As previously mentioned, a biometric system can be used for identification or verification. Verification is the process by which an individual presents a biometric profile that is compared against a profile already in the system in order to establish a match. This is commonly thought of as a 1-to-1 matching system. This is the type of system we use for the hand geometry biometric time clock systems we provide. Identification is the process by which a biometric profile from an unknown individual is compared against a database of biometric profiles in order to find a match. This is known as a 1-to-n or one-to-many system, where n is the total number of profiles in the database. This is typically used in forensic analysis by law enforcement for example.
The performance of a biometric system can be measured by the false acceptance rate and the false rejection rate. The false acceptance rate is the probability that the system incorrectly matches the biometric input to a template in the database when it should not. The false rejection rate is the probability that they system will fail to find a matching template when it should. Obviously, the lower both of these rates, the more accurate and reliable the biometric system will be. Our biometric time clocks have very low rates of false acceptance and false rejection.

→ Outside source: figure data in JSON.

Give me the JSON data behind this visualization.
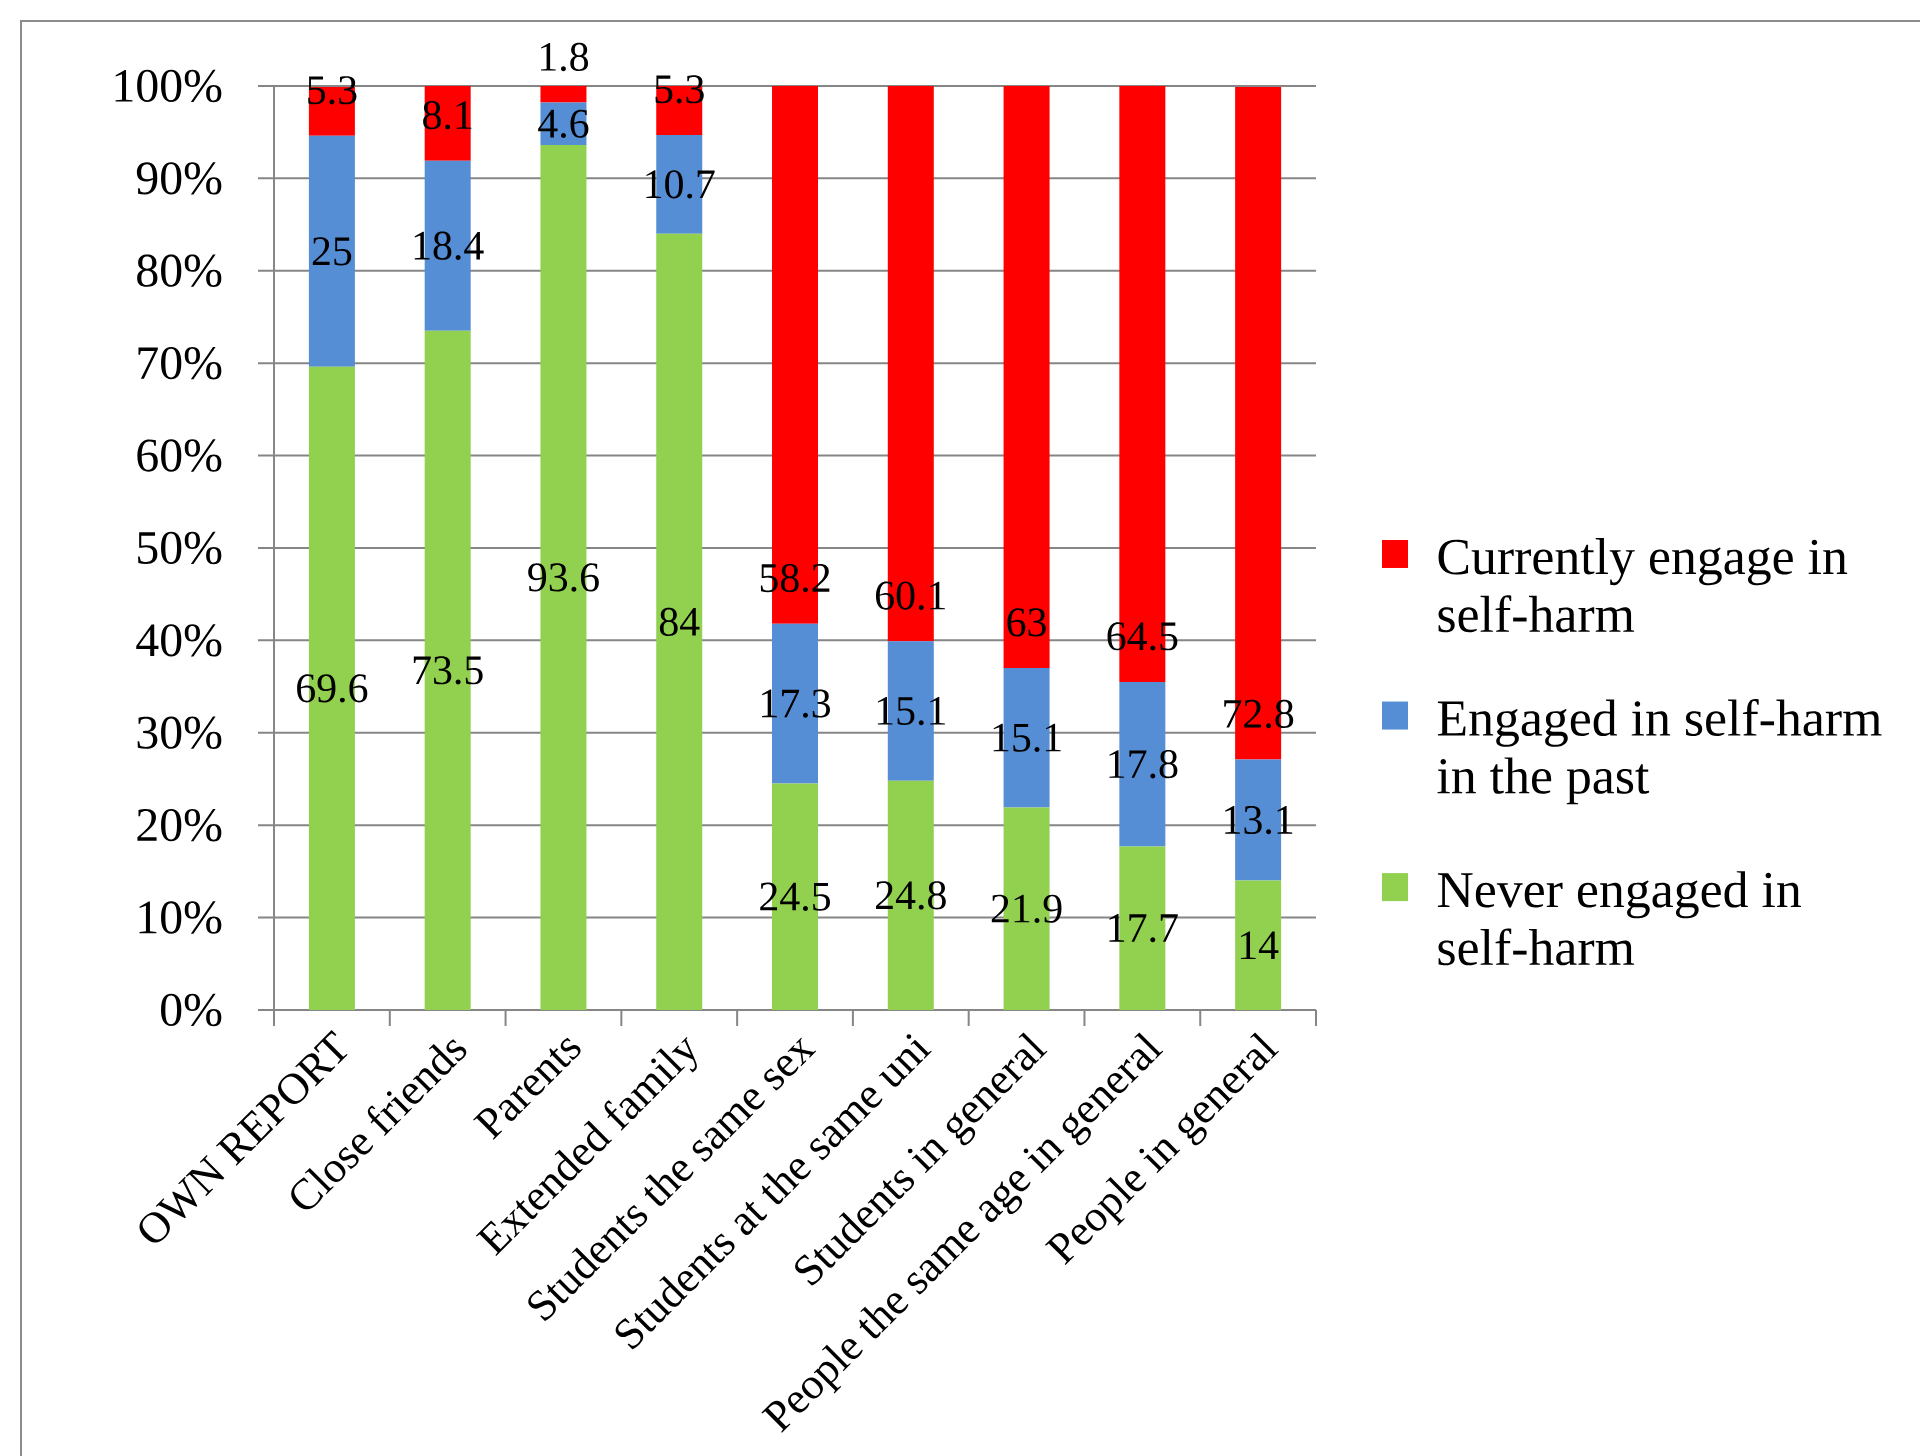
{
  "chart_data": {
    "type": "bar",
    "stacked": true,
    "categories": [
      "OWN REPORT",
      "Close friends",
      "Parents",
      "Extended family",
      "Students the same sex",
      "Students at the same uni",
      "Students in general",
      "People the same age in general",
      "People in general"
    ],
    "series": [
      {
        "name": "Never engaged in self-harm",
        "color": "#92d050",
        "values": [
          69.6,
          73.5,
          93.6,
          84,
          24.5,
          24.8,
          21.9,
          17.7,
          14
        ]
      },
      {
        "name": "Engaged in self-harm in the past",
        "color": "#558ed5",
        "values": [
          25,
          18.4,
          4.6,
          10.7,
          17.3,
          15.1,
          15.1,
          17.8,
          13.1
        ]
      },
      {
        "name": "Currently engage in self-harm",
        "color": "#ff0000",
        "values": [
          5.3,
          8.1,
          1.8,
          5.3,
          58.2,
          60.1,
          63,
          64.5,
          72.8
        ]
      }
    ],
    "ylim": [
      0,
      100
    ],
    "yticks": [
      {
        "value": 0,
        "label": "0%"
      },
      {
        "value": 10,
        "label": "10%"
      },
      {
        "value": 20,
        "label": "20%"
      },
      {
        "value": 30,
        "label": "30%"
      },
      {
        "value": 40,
        "label": "40%"
      },
      {
        "value": 50,
        "label": "50%"
      },
      {
        "value": 60,
        "label": "60%"
      },
      {
        "value": 70,
        "label": "70%"
      },
      {
        "value": 80,
        "label": "80%"
      },
      {
        "value": 90,
        "label": "90%"
      },
      {
        "value": 100,
        "label": "100%"
      }
    ],
    "grid": "y",
    "legend": "right",
    "data_labels": true
  }
}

Another very important measure of performance is the speed at which the biometric system will verify or identify the profile. Our biometric time clocks will verify a user in less than one second. This is important because you don’t want long lines to build up at the clock at the start or end of a shift.
Independent studies have shown that companies using a biometric time clock system can save an average of 2.2% on their gross annual payroll versus a traditional computerized time keeping system. This translates into a large amount of money saved.